Lo diventa solamente in una retorica politica che lascia senza fiato, quando la trovi abbracciata ovunque. Lo diventa solamente in un ambito di marketing politico talmente violento e aggressivo da appiattire la logica e degenerare nel tifo.
Cambiamento è una buzzword. Una parola di moda. Di solito capita con gli anglicismi. Questa volta è una parola italiana, che bisogna tradurre per non tradire il senso delle cose.
Si può cambiare in meglio o in peggio. La storia dell’umanità è piena di cambiamenti in meglio o in peggio.
L’evoluzione non è necessariamente un processo positivo (ma il senso stesso di positività, su scala evolutiva, è rarefatto).
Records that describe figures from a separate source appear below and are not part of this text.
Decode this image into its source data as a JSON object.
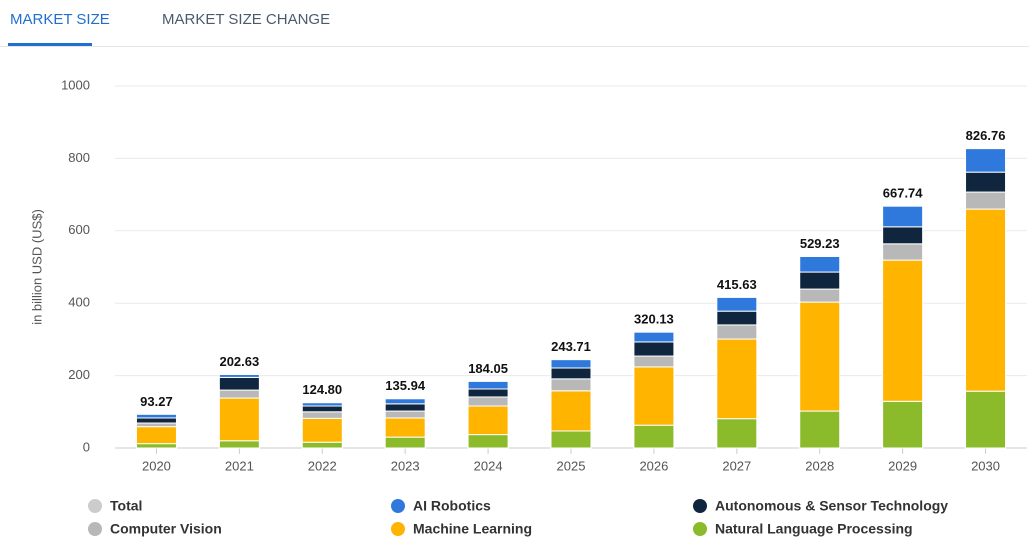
{
  "tabs": [
    "MARKET SIZE",
    "MARKET SIZE CHANGE"
  ],
  "chart_data": {
    "type": "stacked_bar",
    "y_label": "in billion USD (US$)",
    "categories": [
      "2020",
      "2021",
      "2022",
      "2023",
      "2024",
      "2025",
      "2026",
      "2027",
      "2028",
      "2029",
      "2030"
    ],
    "series": [
      {
        "name": "Total",
        "color": "#cccccc",
        "visible": false,
        "values": [
          93.27,
          202.63,
          124.8,
          135.94,
          184.05,
          243.71,
          320.13,
          415.63,
          529.23,
          667.74,
          826.76
        ],
        "value_labels": [
          "93.27",
          "202.63",
          "124.80",
          "135.94",
          "184.05",
          "243.71",
          "320.13",
          "415.63",
          "529.23",
          "667.74",
          "826.76"
        ]
      },
      {
        "name": "AI Robotics",
        "color": "#2f78dc",
        "values": [
          10,
          8,
          9,
          14,
          21,
          23,
          27,
          38,
          43,
          57,
          65
        ]
      },
      {
        "name": "Autonomous & Sensor Technology",
        "color": "#10263f",
        "values": [
          14,
          35,
          16,
          20,
          22,
          30,
          39,
          38,
          47,
          47,
          55
        ]
      },
      {
        "name": "Computer Vision",
        "color": "#b8b8b8",
        "values": [
          10,
          22,
          18,
          19,
          25,
          33,
          30,
          39,
          36,
          45,
          47
        ]
      },
      {
        "name": "Machine Learning",
        "color": "#ffb400",
        "values": [
          47,
          118,
          66,
          53,
          79,
          111,
          161,
          220,
          301,
          390,
          503
        ]
      },
      {
        "name": "Natural Language Processing",
        "color": "#8bbb2b",
        "values": [
          12,
          20,
          16,
          30,
          37,
          47,
          63,
          81,
          102,
          129,
          157
        ]
      }
    ],
    "ylim": [
      0,
      1000
    ],
    "yticks": [
      0,
      200,
      400,
      600,
      800,
      1000
    ],
    "grid": true
  }
}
Le specie mutano. Si estinguono. I miglioramenti, quando avvengono – come i peggioramenti – ci mettono generazioni, ere.
Smettiamola di considerare il mondo la fuori come un contenuto a cui mettere un like, smettiamola di usare a sproposito le parole. Un concetto relativo non può diventare assoluto: ciò che sembra un cambiamento positivo a me può sembrare un peggioramento a te, e viceversa.
Lo so bene – e lo sa anche Davide Mazzocco, autore di Propaganda Pop – che il cambiamento è affascinante, fa presa, ha appeal, è sexy. Per non farsi ingannare dagli usi spregiudicati e massivi delle parole bisogna ridurle, ottimizzarle, spremerle fino all’osso e recuperarne il senso.